SORU 2: Günümüz felsefe çalışmalarında etkili olan eğilimler, problemler ve filozoflar hangileridir?

YANIT: Günümüzde özellikle insan felsefesi, bilim felsefesi, ahlak ve siyaset felsefesinin problemleri daha yoğun biçimde ele alınmaktadır. Pek çok eğilimin etkisinden söz edilebilir. Nietzsche, Kant, Hegel, Dilthey, Heidegger, Wittgenstein, Foucault, Levinas, Camus gibi filozofların etkili olduğu söylenebilir. Ayrıca İslam felsefesi alanında da, Gazali, İbni Rüşt gibi filozofların etkili olduğu söylenebilir.

SORU 3: Türkiye’de felsefenin hangi alanlar üzerinde –eğitim, toplum, siyaset, adalet, basın yayın gibi- etkisi olduğunu düşünüyorsunuz?
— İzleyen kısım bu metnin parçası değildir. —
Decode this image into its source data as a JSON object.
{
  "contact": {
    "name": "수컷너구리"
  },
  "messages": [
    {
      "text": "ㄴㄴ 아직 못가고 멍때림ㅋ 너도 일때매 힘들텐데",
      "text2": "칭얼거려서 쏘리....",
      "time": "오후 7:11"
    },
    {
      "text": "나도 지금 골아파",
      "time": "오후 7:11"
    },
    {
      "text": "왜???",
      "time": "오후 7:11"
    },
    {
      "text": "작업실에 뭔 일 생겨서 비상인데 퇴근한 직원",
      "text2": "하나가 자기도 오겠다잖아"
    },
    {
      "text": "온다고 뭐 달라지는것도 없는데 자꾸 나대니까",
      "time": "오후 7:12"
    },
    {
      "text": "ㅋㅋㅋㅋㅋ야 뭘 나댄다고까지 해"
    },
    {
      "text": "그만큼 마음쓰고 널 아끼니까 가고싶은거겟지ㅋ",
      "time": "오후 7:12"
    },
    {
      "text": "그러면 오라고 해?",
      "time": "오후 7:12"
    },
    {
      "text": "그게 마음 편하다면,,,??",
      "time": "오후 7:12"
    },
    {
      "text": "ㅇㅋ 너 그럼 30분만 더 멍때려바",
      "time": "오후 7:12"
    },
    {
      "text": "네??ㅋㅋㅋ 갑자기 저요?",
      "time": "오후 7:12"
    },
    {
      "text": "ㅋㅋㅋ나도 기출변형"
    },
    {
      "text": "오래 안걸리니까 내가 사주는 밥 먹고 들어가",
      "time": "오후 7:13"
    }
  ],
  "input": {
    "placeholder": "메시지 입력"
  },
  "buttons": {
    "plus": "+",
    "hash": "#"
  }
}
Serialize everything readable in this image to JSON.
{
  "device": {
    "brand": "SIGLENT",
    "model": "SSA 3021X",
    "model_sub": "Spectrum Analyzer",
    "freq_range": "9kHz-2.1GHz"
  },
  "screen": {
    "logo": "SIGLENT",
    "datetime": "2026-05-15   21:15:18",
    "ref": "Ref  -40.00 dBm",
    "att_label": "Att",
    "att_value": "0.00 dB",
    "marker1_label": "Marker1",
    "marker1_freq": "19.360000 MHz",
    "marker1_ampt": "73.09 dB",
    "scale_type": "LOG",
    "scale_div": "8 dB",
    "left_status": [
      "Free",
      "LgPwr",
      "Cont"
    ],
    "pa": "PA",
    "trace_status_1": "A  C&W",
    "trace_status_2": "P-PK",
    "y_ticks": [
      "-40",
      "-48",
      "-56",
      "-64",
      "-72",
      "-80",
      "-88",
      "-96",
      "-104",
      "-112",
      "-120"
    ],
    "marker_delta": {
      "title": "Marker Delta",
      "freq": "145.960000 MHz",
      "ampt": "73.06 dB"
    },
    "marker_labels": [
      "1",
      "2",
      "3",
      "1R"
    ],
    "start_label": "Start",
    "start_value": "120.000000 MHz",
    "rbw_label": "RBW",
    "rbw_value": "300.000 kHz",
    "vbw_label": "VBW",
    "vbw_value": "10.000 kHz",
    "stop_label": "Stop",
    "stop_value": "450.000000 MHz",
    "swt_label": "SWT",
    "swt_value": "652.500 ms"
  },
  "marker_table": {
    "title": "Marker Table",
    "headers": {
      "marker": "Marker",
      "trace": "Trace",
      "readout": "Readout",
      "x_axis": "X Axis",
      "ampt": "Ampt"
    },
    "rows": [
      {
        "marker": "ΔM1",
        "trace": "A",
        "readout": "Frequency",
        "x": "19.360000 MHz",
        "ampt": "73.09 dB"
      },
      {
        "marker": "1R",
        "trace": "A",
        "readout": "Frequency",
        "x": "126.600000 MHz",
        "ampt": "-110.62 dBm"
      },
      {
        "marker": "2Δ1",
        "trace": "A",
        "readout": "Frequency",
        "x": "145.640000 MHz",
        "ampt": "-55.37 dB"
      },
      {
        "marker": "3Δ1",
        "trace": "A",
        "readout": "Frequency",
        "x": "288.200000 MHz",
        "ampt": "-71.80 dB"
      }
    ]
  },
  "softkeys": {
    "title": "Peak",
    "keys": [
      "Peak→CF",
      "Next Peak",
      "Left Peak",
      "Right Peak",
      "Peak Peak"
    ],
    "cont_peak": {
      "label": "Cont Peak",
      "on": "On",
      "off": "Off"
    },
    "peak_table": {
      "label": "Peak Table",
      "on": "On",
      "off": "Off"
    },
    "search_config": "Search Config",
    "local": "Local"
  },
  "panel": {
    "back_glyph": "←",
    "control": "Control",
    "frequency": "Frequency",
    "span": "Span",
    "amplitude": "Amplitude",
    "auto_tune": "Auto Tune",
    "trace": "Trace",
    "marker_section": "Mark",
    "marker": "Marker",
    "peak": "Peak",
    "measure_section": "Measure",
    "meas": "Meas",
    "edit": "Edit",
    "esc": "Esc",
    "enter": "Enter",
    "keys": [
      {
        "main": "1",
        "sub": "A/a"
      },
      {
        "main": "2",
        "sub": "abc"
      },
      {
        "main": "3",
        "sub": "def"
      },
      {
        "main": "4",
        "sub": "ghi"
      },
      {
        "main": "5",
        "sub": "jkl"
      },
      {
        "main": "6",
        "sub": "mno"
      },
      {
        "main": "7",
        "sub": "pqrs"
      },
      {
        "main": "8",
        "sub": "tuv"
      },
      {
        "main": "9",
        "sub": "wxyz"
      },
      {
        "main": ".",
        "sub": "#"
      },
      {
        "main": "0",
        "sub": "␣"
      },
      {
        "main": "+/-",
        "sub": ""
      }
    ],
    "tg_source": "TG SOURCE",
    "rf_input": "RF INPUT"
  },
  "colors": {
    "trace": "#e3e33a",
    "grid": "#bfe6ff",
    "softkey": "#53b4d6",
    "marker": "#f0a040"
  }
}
YANIT: Felsefenin ancak dolaylı bir etkisinden söz etmek mümkündür. Bu etki daha çok kişiler üzerinde görülüyor. Toplum ve kurumlar üzerinde felsefeden çok din, ideoloji ve güncel siyaset daha etkili. Burada felsefecilerimize düşen bazı görevler de beliriyor: toplumsal yaşamın sorunlarını felsefi söylem içinde irdeleme ve ortaya koyma.


SORU 4: Türkiye’de felsefenin gelişmesinde etkili olan felsefecilerimiz kimlerdir? Bu isimlerin niçin etkili olduğunu düşünüyorsunuz?

YANIT: Macit Gökberk, aydınlanmacı tutumu ve felsefe tarihçisi kimliğiyle etkili oldu. Takiyettin Mengüşoğlu, insan felsefesi geleneğinin kurucusu olarak, İoanna Kuçuradi ise insan hakları ve etik odaklı çalışmalarıyla etkili oldu. Nermi Uygur kültür felsefesi konusunda, Ahmet İnam bize özgü, yani bu topraklardan doğacak bir felsefenin gerekliliğine yönelik çalışmalarıyla önemli. Doğan Özlem, tarihselci düşünce tarzını geliştirmesi ve hermeneutik konulu çalışmalarıyla hem ülkemizdeki felsefe tasarımının değişmesine katkıda bulundu, hem de bilim ve tarih felsefesi başta olmak üzere, düşünce dünyamıza yeni ufuklar açtı. Betül Çotuksöken, felsefi söylemin neliğine yönelik çalışmalarıyla, aydınlanmacı yaklaşımı günümüz koşulları içinde canlı tutmayı amaçlayan çalışmalarıyla ve ayrıca felsefeyi yaygınlaştırmaya yönelik girişimleriyle etkin bir felsefe öznesi olarak dikkati çekiyor. Uluğ Nutku insan felsefesi geleneğine toplumcu bir boyutu getirmesi ve güncel sorunları felsefenin ışığında işleme biçimiyle önemlidir. Hilmi Ziya Ülken’in Türk düşünce tarihine yönelik çalışmaları da etkili ve yol gösterici olmuştur.

SORU 5: Türkiye’de felsefenin gelişmesi ve yaygınlaşması için neler yapılmalıdır?


YANIT: Felsefecilerimizin daha üretken olması, kendine özgü düşünceler ortaya koymaları, ama aynı zamanda insanların felsefeye yönelik ilgisini güçlendirecek ve hazırlayacak bir eğitim-öğretim programına da ihtiyaç vardır. Özellikle gençlere ve felsefe severlere yönelik yayınların çeşitlendirilmesi ve çoğalması da gereklidir.
Not 1: Bu söyleşi H. Haluk Erdem'in "Felsefenin Işığında Tartışmalar", adlı kitabında yer almaktadır. ARMA 1 yayınları, 2007, Ankara.
Not 2: (Yazının başında yer alan resimler sırasıyla şu felsefecilerimize aittir: Takiyettin Mengüşoğlu, Macit Gökberk, Ahmet İnam, Nermi Uygur.)